El Sindicato Profesional de Policía (SPP) ha denunciado que el Ministerio del Interior está detrayendo agentes de la calle para desatascar la expedición de Documentos Nacional de Identidad (DNI) y pasaportes y reducir así el retraso que se acumula en las oficinas por el parón que supuso el estado de alarma.

La organización mayoritaria entre los mandos ha enviado una carta al ministro Grande-Marlaska en la que le pide que «haga lo necesario» para que se incremente la plantilla de los Cuerpos Generales de la Administración General del Estado, a fin de que los policías puedan dedicarse exclusivamente a realizar tareas de seguridad ciudadana e investigación en lugar de «labores administrativas».

«Siempre se recurre a los mismos, a los policías, que tienen una formación y una capacitación específicas y muy costosa para realizar las funciones que le son propias y no para suplir las carencias de la Administración que los dirigentes políticos de uno u otro signo no se han dignado a resolver hasta la fecha», censura el presidente del SPP, José Antonio Calleja.

El SPP advierte de que el aumento de las listas de espera desde que se levantó el estado de alarma «amenaza con colapsar el servicio»

En su disposición adicional cuarta, el real decreto-ley de medidas urgentes extraordinarias para hacer frente al impacto económico y social de la covid-19 -aprobado por el Consejo de Ministros el pasado 17 de marzo- estableció la prórroga automática de un año para todos los DNI que caducaran desde la entrada en vigor del estado de alarma (14 de marzo). Los titulares de documentos que se encontraran en esa situación tenían así la posibilidad de no tener que renovarlo hasta el 13 de marzo de 2021.

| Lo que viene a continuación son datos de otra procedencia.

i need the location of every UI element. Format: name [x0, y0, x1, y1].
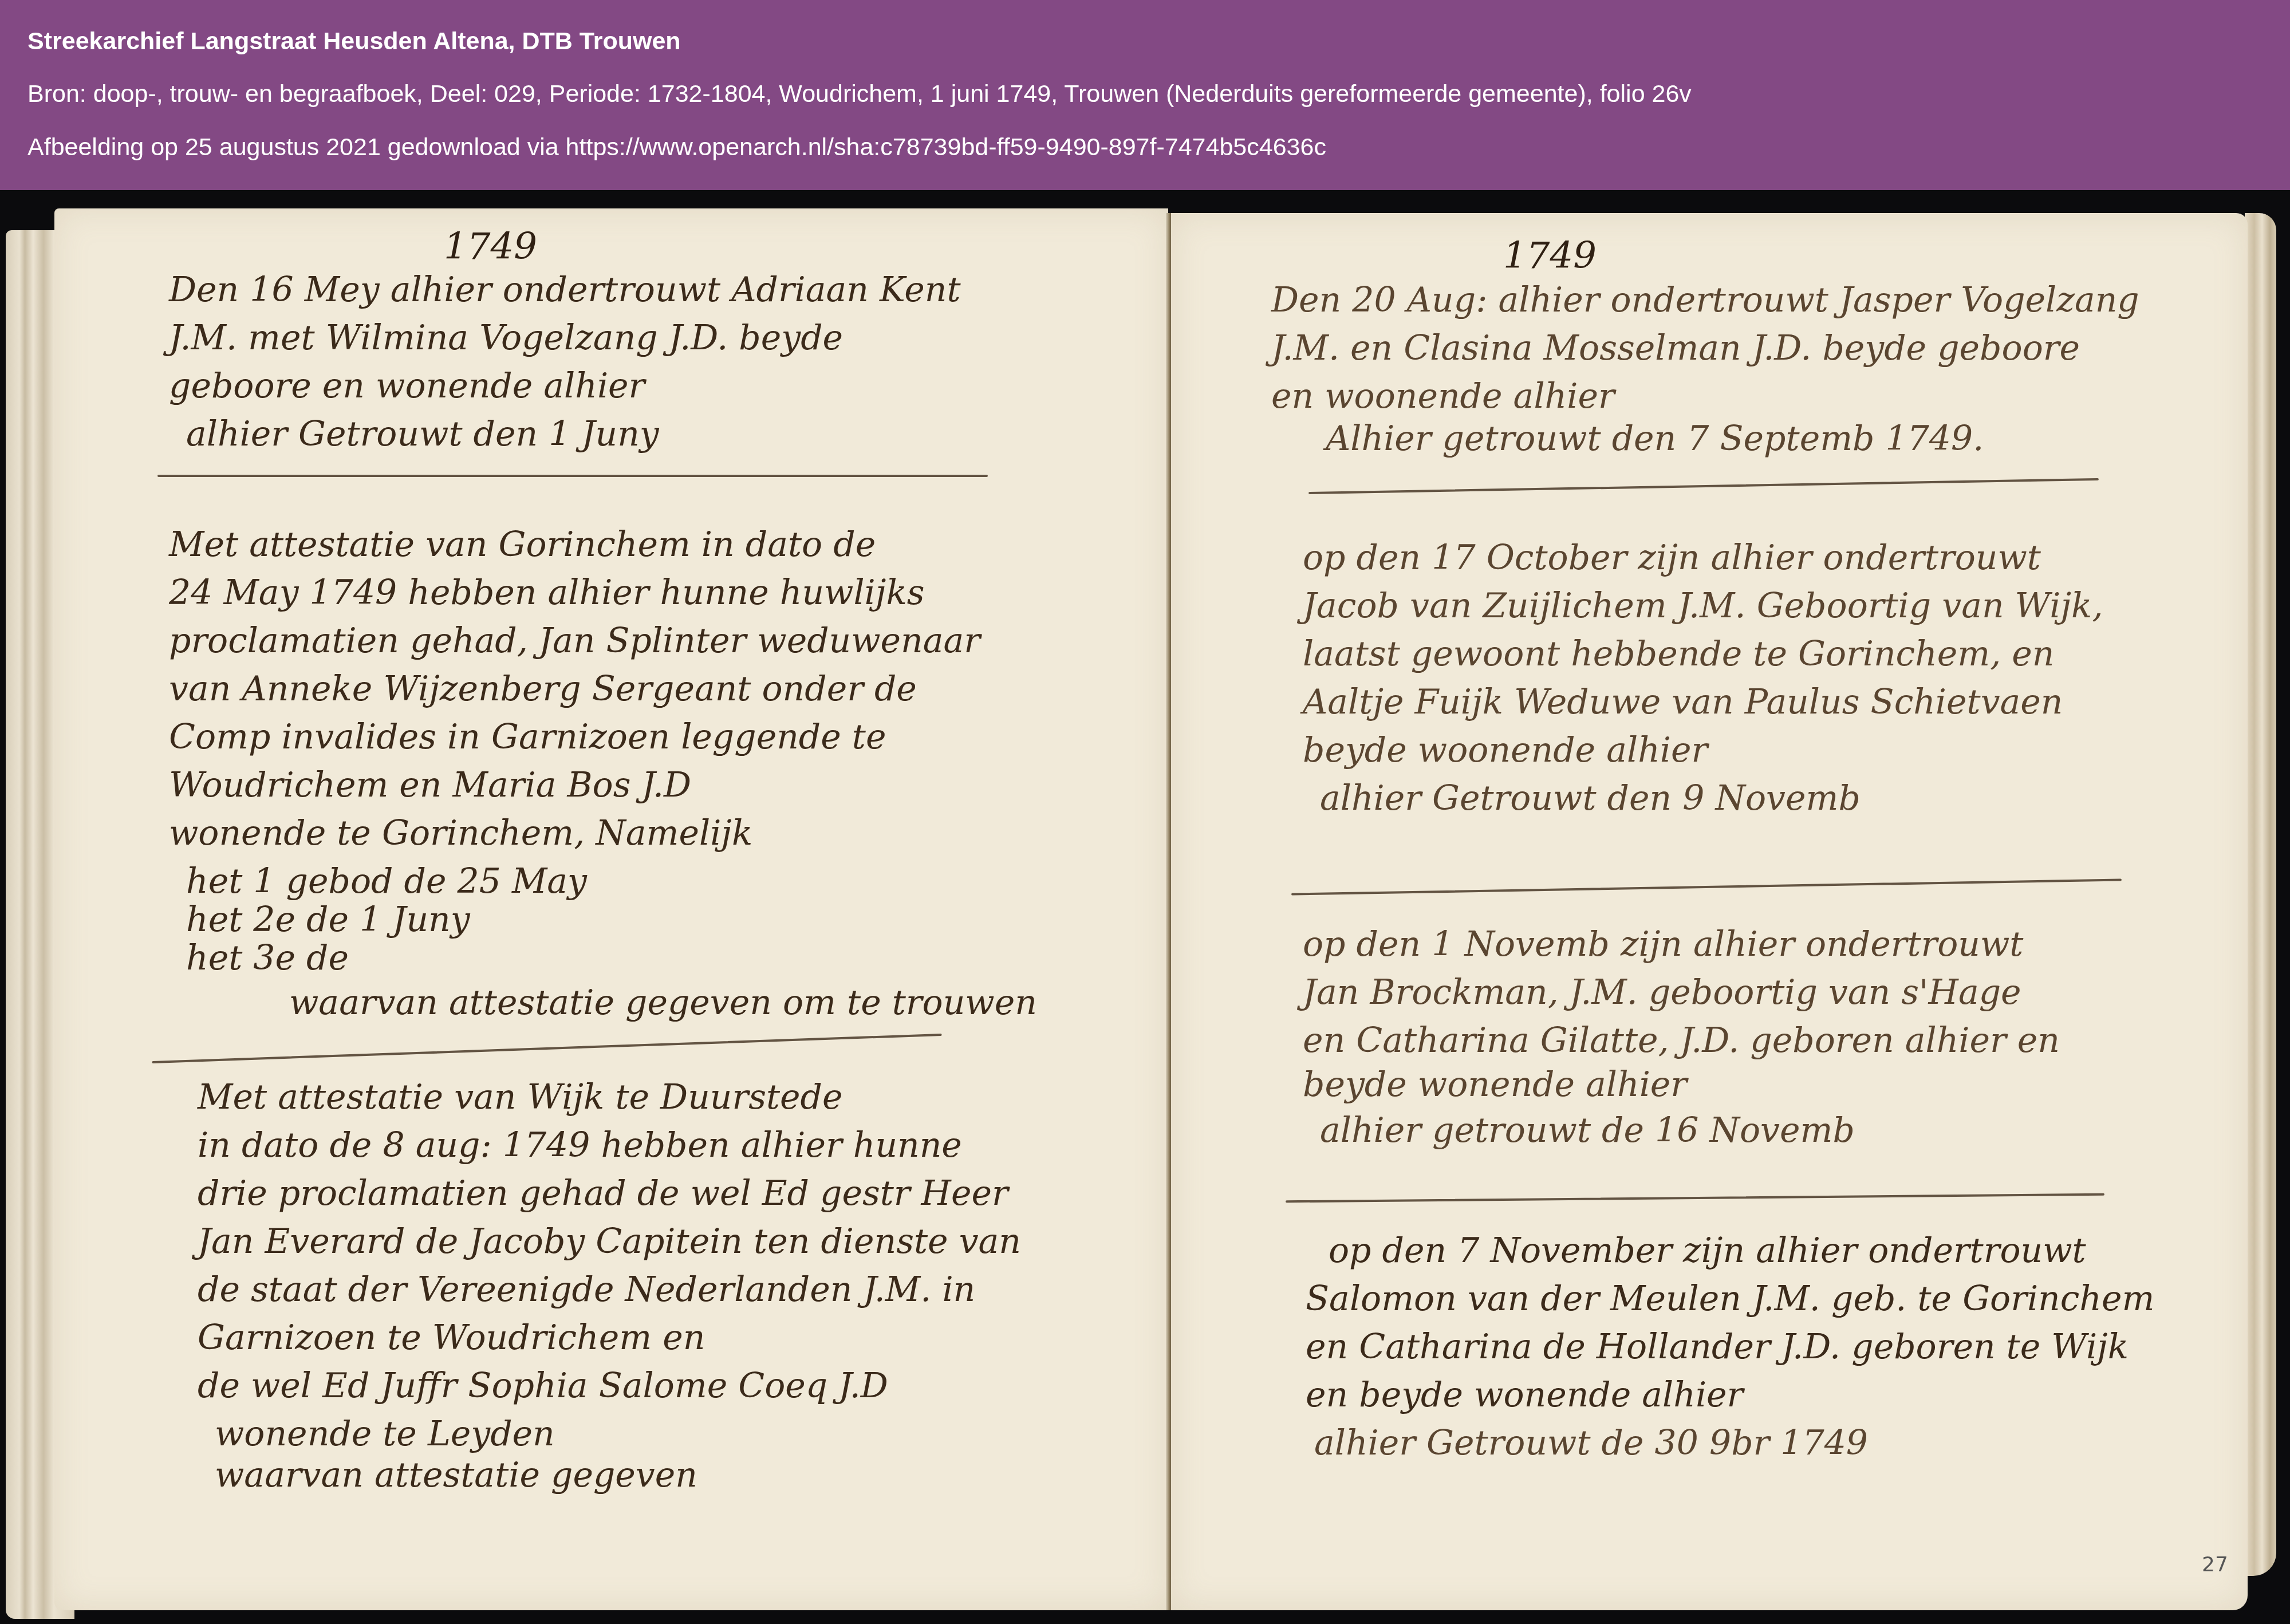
entry-line: Met attestatie van Gorinchem in dato de: [169, 521, 876, 569]
entry-line: alhier Getrouwt den 1 Juny: [186, 410, 659, 458]
entry-line: J.M. en Clasina Mosselman J.D. beyde geb…: [1271, 324, 2080, 372]
entry-line: en beyde wonende alhier: [1306, 1371, 1743, 1419]
entry-line: op den 7 November zijn alhier ondertrouw…: [1329, 1227, 2086, 1275]
entry-line: het 3e de: [186, 934, 349, 982]
entry-line: Alhier getrouwt den 7 Septemb 1749.: [1326, 415, 1984, 463]
entry-divider: [1286, 1193, 2104, 1203]
entry-line: beyde woonende alhier: [1303, 726, 1708, 774]
entry-line: en woonende alhier: [1271, 372, 1615, 420]
page-number: 27: [2202, 1553, 2228, 1576]
entry-line: alhier Getrouwt de 30 9br 1749: [1314, 1419, 1868, 1467]
entry-line: Jan Brockman, J.M. geboortig van s'Hage: [1303, 968, 2021, 1016]
entry-line: alhier Getrouwt den 9 Novemb: [1320, 774, 1861, 822]
archive-source-banner: Streekarchief Langstraat Heusden Altena,…: [0, 0, 2290, 190]
entry-line: Garnizoen te Woudrichem en: [198, 1314, 705, 1362]
entry-line: en Catharina Gilatte, J.D. geboren alhie…: [1303, 1016, 2060, 1065]
entry-divider: [1308, 478, 2099, 494]
entry-line: drie proclamatien gehad de wel Ed gestr …: [198, 1169, 1008, 1217]
entry-divider: [152, 1034, 941, 1063]
entry-line: beyde wonende alhier: [1303, 1061, 1687, 1109]
left-page: 1749 Den 16 Mey alhier ondertrouwt Adria…: [54, 208, 1168, 1610]
entry-line: de wel Ed Juffr Sophia Salome Coeq J.D: [198, 1362, 888, 1410]
download-note: Afbeelding op 25 augustus 2021 gedownloa…: [27, 133, 1326, 161]
register-scan-image: 1749 Den 16 Mey alhier ondertrouwt Adria…: [0, 190, 2290, 1624]
entry-line: Salomon van der Meulen J.M. geb. te Gori…: [1306, 1275, 2154, 1323]
entry-line: op den 17 October zijn alhier ondertrouw…: [1303, 534, 2041, 582]
entry-line: 24 May 1749 hebben alhier hunne huwlijks: [169, 569, 925, 617]
source-description: Bron: doop-, trouw- en begraafboek, Deel…: [27, 80, 1692, 108]
entry-line: Jacob van Zuijlichem J.M. Geboortig van …: [1303, 582, 2103, 630]
entry-line: en Catharina de Hollander J.D. geboren t…: [1306, 1323, 2129, 1371]
entry-line: laatst gewoont hebbende te Gorinchem, en: [1303, 630, 2054, 678]
entry-line: proclamatien gehad, Jan Splinter weduwen…: [169, 617, 980, 665]
entry-line: Met attestatie van Wijk te Duurstede: [198, 1073, 843, 1121]
entry-divider: [1291, 878, 2122, 895]
entry-divider: [157, 475, 988, 477]
right-page-year: 1749: [1503, 235, 1597, 277]
entry-line: wonende te Gorinchem, Namelijk: [169, 809, 752, 857]
entry-line: Aaltje Fuijk Weduwe van Paulus Schietvae…: [1303, 678, 2063, 726]
entry-line: Comp invalides in Garnizoen leggende te: [169, 713, 886, 761]
entry-line: Den 20 Aug: alhier ondertrouwt Jasper Vo…: [1271, 276, 2139, 324]
entry-line: Den 16 Mey alhier ondertrouwt Adriaan Ke…: [169, 266, 961, 314]
right-page: 1749 Den 20 Aug: alhier ondertrouwt Jasp…: [1171, 213, 2248, 1610]
entry-line: Jan Everard de Jacoby Capitein ten diens…: [198, 1217, 1021, 1266]
left-page-year: 1749: [444, 226, 537, 268]
entry-line: alhier getrouwt de 16 Novemb: [1320, 1106, 1855, 1154]
entry-line: J.M. met Wilmina Vogelzang J.D. beyde: [169, 314, 843, 362]
entry-line: van Anneke Wijzenberg Sergeant onder de: [169, 665, 917, 713]
right-page-edges: [2245, 213, 2276, 1576]
entry-line: op den 1 Novemb zijn alhier ondertrouwt: [1303, 920, 2023, 968]
entry-line: in dato de 8 aug: 1749 hebben alhier hun…: [198, 1121, 962, 1169]
entry-line: waarvan attestatie gegeven om te trouwen: [289, 979, 1037, 1027]
entry-line: de staat der Vereenigde Nederlanden J.M.…: [198, 1266, 975, 1314]
archive-title: Streekarchief Langstraat Heusden Altena,…: [27, 27, 681, 56]
entry-line: geboore en wonende alhier: [169, 362, 645, 410]
entry-line: waarvan attestatie gegeven: [215, 1451, 697, 1499]
entry-line: Woudrichem en Maria Bos J.D: [169, 761, 691, 809]
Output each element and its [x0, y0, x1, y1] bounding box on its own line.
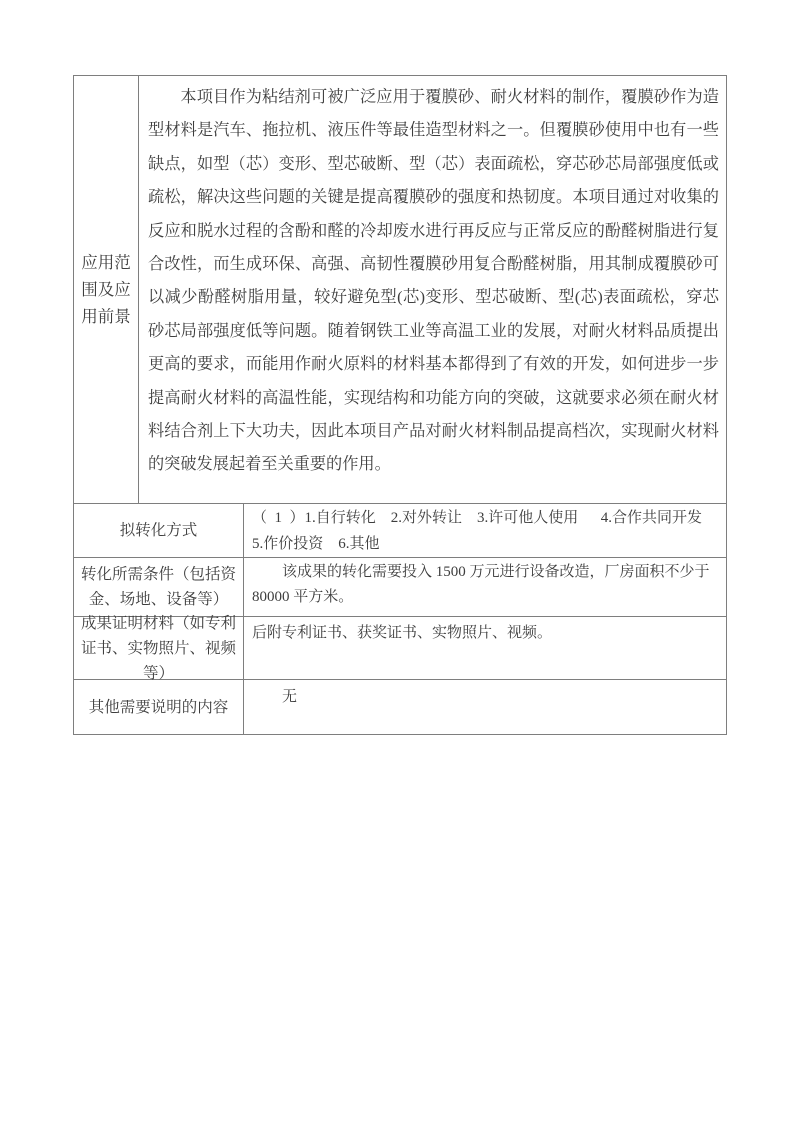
row-label-application-scope: 应用范围及应用前景 — [74, 76, 139, 503]
table-row-application-scope: 应用范围及应用前景 本项目作为粘结剂可被广泛应用于覆膜砂、耐火材料的制作，覆膜砂… — [74, 76, 726, 503]
row-label-other-notes: 其他需要说明的内容 — [74, 680, 244, 734]
row-label-transformation-method: 拟转化方式 — [74, 504, 244, 557]
table-row-other-notes: 其他需要说明的内容 无 — [74, 679, 726, 734]
row-content-other-notes: 无 — [244, 680, 726, 734]
row-content-proof-materials: 后附专利证书、获奖证书、实物照片、视频。 — [244, 617, 726, 679]
other-notes-text: 无 — [252, 684, 720, 710]
required-conditions-text: 该成果的转化需要投入 1500 万元进行设备改造，厂房面积不少于 80000 平… — [252, 560, 720, 610]
application-scope-paragraph: 本项目作为粘结剂可被广泛应用于覆膜砂、耐火材料的制作，覆膜砂作为造型材料是汽车、… — [148, 81, 719, 482]
row-content-required-conditions: 该成果的转化需要投入 1500 万元进行设备改造，厂房面积不少于 80000 平… — [244, 558, 726, 616]
achievement-form-table: 应用范围及应用前景 本项目作为粘结剂可被广泛应用于覆膜砂、耐火材料的制作，覆膜砂… — [73, 75, 727, 735]
table-row-proof-materials: 成果证明材料（如专利证书、实物照片、视频等） 后附专利证书、获奖证书、实物照片、… — [74, 616, 726, 679]
table-row-transformation-method: 拟转化方式 （ 1 ）1.自行转化 2.对外转让 3.许可他人使用 4.合作共同… — [74, 503, 726, 557]
row-label-required-conditions: 转化所需条件（包括资金、场地、设备等） — [74, 558, 244, 616]
row-content-application-scope: 本项目作为粘结剂可被广泛应用于覆膜砂、耐火材料的制作，覆膜砂作为造型材料是汽车、… — [139, 76, 726, 503]
row-content-transformation-method: （ 1 ）1.自行转化 2.对外转让 3.许可他人使用 4.合作共同开发5.作价… — [244, 504, 726, 557]
proof-materials-text: 后附专利证书、获奖证书、实物照片、视频。 — [252, 620, 720, 646]
row-label-proof-materials: 成果证明材料（如专利证书、实物照片、视频等） — [74, 617, 244, 679]
table-row-required-conditions: 转化所需条件（包括资金、场地、设备等） 该成果的转化需要投入 1500 万元进行… — [74, 557, 726, 616]
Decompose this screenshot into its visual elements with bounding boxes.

El Sindicato Profesional de Policía recuerda que, «en periodos excepcionales y puntuales», la falta de personal propio de las oficinas del DNI se venía supliendo con funcionarios de policía que hacían servicios extraordinarios en dicho servicio fuera de sus turnos reglamentarios. «La situación actual dista mucho de ser algo ocasional o temporal para pasar a ser un problema endémico que requiere una solución definitiva, urgente y basada en el respeto a las competencias de los funcionarios», reclama.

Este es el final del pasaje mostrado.